Babamdan miras kalan gözlerime bulaşan kehribar tonlar biraz daha ön plana çıkarak parlamaya başlamıştı. Bir kız için fazla belirgin yüz hatlarına, keskin kavislere sahiptim. Saçlarımın boya gibi durmasına sebep olan kaşlarım çok aşırıya kaçmamakla birlikte kalındı. Yüzümde en sevmediğim tek yer dudaklarımdı. Aceleci davranmayıp tam zamanında dünyaya gelseydim muhtemelen dudak olarak doğacaktım. Geniş ve dolgun olan dudaklarımı beğenen Eslem aklıma gelince istemeden de olsa göz devirmiştim.

Tuttuğum nefesi ve aynadaki aksimi izlemeyi bırakıp odama geçerek üstümdeki kazağı değiştirdim. Çok beğenerek aldığım kot gömleğimi, gömleğimin altına da daha koyu renk bir kot pantolonu üzerime geçirip saçlarımı açtım. Elimle saçlarımı dağıtarak şekil verdikten sonra ne olur ne olmaz diye tokamı bileğime geçirdim. Savaş'ı daha fazla bekletmek istemeyerek montumu da alıp evin çıkışına ilerledim. Eğilip beyaz spor ayakkabılarımı giyerken annemin hâlâ mutfakta olduğunu görmüştüm. Hiçbir şey söylemeden doğruldum ve evden çıktım.

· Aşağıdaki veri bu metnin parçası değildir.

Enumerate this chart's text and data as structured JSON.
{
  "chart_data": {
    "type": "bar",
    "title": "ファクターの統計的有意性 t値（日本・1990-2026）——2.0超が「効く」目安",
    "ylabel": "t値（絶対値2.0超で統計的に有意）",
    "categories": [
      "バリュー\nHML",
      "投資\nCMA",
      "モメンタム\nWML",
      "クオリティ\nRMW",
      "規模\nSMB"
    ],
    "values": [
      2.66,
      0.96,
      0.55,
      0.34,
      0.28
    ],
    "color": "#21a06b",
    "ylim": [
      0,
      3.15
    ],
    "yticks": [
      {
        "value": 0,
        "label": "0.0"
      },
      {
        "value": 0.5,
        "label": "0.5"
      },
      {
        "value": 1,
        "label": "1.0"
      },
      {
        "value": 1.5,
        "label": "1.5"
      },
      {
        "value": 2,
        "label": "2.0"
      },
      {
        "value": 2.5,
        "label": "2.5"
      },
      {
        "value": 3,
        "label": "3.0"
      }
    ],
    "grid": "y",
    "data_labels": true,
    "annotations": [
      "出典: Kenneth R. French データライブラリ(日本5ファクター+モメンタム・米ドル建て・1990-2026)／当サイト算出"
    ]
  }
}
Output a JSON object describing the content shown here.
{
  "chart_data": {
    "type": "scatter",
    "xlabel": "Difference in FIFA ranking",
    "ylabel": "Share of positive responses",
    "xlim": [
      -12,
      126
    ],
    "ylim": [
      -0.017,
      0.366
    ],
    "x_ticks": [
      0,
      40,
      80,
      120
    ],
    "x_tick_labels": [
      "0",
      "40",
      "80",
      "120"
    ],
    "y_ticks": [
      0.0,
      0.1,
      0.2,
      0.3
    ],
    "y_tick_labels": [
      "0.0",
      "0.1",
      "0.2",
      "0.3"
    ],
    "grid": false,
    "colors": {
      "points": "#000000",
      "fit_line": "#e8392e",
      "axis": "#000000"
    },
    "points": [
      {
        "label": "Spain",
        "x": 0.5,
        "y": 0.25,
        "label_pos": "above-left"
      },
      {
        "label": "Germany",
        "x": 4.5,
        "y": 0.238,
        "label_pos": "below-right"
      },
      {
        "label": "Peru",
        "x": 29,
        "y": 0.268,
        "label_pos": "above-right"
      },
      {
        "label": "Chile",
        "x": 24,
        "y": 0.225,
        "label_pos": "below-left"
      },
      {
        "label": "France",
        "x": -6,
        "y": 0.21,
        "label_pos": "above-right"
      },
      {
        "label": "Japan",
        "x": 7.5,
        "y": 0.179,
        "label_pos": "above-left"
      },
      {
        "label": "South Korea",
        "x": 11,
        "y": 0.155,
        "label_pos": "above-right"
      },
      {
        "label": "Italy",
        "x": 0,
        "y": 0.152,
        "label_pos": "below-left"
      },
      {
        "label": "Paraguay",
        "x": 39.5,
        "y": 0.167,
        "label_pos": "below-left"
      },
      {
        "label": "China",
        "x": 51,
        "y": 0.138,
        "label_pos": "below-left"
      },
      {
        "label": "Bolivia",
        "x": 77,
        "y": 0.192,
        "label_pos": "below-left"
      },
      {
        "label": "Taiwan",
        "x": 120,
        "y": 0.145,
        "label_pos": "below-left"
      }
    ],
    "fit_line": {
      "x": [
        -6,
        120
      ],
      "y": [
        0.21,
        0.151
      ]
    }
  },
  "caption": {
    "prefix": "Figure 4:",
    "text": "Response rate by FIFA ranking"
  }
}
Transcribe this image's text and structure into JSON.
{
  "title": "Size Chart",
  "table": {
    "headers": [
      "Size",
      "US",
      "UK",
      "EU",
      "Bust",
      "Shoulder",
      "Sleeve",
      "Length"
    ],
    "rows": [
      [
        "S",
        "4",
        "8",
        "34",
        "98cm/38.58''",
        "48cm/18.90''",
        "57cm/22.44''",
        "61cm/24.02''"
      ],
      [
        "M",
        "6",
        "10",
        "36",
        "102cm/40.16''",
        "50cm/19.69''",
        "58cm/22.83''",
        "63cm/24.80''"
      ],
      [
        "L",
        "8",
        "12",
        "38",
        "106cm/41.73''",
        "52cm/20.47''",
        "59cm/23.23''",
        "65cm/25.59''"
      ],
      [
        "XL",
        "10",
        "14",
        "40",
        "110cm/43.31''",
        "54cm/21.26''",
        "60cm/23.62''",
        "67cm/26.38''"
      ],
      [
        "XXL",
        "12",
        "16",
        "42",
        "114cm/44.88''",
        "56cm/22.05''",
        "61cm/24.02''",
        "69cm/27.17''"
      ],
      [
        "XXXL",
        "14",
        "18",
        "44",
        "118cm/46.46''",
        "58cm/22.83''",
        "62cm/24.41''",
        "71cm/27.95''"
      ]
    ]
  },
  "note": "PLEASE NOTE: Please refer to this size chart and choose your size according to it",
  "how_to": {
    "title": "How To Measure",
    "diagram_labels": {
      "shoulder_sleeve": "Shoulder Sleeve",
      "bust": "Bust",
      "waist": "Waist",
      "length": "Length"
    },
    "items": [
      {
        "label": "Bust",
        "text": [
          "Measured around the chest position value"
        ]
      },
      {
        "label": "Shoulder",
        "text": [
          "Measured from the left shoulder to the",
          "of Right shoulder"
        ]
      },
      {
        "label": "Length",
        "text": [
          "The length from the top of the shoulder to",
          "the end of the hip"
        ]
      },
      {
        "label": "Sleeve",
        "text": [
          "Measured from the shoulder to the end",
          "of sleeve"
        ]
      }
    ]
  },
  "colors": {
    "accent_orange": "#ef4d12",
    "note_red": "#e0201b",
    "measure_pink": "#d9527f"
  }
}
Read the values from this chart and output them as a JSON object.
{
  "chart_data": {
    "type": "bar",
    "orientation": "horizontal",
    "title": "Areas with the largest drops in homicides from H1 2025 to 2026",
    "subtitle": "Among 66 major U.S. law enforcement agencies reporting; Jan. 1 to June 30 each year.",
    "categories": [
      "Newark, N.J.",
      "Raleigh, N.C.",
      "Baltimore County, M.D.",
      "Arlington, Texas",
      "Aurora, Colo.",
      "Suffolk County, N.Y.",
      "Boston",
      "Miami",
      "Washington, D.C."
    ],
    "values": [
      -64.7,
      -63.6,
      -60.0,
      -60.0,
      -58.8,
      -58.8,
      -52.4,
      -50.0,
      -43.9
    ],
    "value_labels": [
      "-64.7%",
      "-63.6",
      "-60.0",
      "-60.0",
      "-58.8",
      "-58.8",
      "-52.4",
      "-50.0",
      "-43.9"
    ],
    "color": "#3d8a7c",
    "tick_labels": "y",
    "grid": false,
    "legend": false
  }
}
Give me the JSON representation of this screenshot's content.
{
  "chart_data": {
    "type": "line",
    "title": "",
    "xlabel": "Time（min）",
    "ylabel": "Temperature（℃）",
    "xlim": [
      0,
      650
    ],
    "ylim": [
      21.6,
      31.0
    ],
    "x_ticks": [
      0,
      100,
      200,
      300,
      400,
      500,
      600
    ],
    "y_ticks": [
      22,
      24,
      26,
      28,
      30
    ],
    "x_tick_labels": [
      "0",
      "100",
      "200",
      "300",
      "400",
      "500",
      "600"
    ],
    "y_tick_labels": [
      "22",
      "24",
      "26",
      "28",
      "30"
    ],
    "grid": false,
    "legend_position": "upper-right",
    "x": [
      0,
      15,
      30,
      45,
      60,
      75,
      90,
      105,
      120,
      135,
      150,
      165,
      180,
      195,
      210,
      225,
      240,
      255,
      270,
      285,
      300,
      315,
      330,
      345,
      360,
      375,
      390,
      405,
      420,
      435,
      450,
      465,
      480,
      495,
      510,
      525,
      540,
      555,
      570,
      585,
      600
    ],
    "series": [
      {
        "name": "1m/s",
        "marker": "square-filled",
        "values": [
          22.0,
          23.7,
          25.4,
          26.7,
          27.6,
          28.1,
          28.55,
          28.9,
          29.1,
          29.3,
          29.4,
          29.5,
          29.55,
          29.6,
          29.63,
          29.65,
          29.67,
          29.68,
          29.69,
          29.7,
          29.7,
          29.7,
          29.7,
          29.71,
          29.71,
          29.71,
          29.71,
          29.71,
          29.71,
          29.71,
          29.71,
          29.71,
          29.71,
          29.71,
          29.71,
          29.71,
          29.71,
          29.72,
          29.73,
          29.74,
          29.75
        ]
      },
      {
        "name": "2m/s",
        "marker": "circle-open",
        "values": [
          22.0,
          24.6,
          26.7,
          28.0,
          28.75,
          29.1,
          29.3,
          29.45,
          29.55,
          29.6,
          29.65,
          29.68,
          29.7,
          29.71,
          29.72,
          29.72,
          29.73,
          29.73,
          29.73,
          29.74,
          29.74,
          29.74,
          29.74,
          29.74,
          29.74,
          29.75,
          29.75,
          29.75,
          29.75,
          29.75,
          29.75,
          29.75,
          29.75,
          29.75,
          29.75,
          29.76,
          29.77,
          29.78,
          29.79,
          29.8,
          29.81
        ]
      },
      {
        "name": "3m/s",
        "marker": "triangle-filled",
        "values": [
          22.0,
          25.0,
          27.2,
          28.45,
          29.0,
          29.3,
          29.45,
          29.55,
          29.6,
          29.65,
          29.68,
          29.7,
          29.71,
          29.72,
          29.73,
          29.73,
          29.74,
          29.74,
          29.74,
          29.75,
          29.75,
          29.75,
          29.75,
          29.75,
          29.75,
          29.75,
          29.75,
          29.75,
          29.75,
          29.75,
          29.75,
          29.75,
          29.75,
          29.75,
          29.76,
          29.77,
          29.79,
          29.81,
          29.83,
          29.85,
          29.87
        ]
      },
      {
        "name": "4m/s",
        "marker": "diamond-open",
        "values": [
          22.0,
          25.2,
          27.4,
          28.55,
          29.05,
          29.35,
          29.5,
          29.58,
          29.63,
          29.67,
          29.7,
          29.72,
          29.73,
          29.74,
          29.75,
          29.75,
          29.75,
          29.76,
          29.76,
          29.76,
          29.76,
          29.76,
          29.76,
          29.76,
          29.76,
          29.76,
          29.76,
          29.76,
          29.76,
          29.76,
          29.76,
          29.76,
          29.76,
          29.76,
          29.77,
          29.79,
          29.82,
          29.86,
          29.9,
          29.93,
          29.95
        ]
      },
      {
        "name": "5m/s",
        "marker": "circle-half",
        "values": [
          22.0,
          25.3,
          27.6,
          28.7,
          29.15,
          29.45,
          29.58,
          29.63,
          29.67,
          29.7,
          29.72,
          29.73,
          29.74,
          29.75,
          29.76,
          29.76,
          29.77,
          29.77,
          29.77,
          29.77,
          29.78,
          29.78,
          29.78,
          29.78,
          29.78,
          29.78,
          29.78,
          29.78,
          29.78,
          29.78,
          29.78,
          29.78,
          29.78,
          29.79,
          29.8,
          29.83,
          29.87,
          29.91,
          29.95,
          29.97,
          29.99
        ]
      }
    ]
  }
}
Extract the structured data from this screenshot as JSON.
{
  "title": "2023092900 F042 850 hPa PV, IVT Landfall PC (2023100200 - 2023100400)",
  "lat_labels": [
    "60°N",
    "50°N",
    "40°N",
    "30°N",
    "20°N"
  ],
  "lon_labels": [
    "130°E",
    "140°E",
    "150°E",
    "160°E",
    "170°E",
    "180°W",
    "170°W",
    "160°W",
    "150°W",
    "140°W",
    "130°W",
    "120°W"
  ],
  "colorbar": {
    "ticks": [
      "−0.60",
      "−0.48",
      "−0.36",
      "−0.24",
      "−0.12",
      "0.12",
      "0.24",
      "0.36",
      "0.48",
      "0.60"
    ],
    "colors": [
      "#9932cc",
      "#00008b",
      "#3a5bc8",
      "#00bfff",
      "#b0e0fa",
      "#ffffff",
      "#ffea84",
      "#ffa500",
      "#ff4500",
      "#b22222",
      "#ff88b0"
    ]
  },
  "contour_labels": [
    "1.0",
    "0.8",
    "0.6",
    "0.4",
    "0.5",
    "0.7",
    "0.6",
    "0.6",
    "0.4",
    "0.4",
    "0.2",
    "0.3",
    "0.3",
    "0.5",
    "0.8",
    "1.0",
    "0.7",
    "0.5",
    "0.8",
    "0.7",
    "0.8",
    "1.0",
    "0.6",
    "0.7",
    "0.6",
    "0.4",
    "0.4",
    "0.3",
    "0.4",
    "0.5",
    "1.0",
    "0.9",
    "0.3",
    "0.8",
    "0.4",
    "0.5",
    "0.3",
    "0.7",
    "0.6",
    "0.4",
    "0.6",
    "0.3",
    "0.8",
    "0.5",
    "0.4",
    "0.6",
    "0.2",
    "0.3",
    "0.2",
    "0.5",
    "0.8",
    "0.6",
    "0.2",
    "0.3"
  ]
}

"Bir an dişlerine operasyon yaptığını düşünmeye başlamadım değil," dedi Savaş gülerek, parmakları arasındaki sigarayı yere atıp sağ ayağının ucuyla ezdi, nefesini üfledi hemen akabinde. Ona gülümseyerek bakarken o, uzanıp elimi avuç içine kaydırmış ve parmaklarımızı kenetlemişti.

Gülen gözlerle, gülen gözlerine bakmaya devam ederken başımı iki yana salladım ve önü açık montumun içindeki kot gömleği tuttum: "Üstümü değiştirdim sadece."

Tebessümü çarpık, çapkın bir sırıtmayla yer değiştirirken gözleri hafifçe kısıldı, sol yanağındaki gamzesi belirginleşti. "Benim için süslendin yani?" Gözlerim dehşetle irice olduğunda elimi elinden kurtarmaya çalıştım. Kahkahası neredeyse boş olan sokağı doldurdu. "Şaka yapıyorum Sarı," diye mırıldandı gülümsüyorken, "Gel buraya." Tuttuğu elimi bırakarak kolunu boynuma sardı ve beni kendisine doğru çekti. Bütün gerilen kaslarımın, şaha kalkan sinir uçlarımın gevşeyip açıldığını hissettim. Beni sarmasına izin verip omzumdaki elini tuttum.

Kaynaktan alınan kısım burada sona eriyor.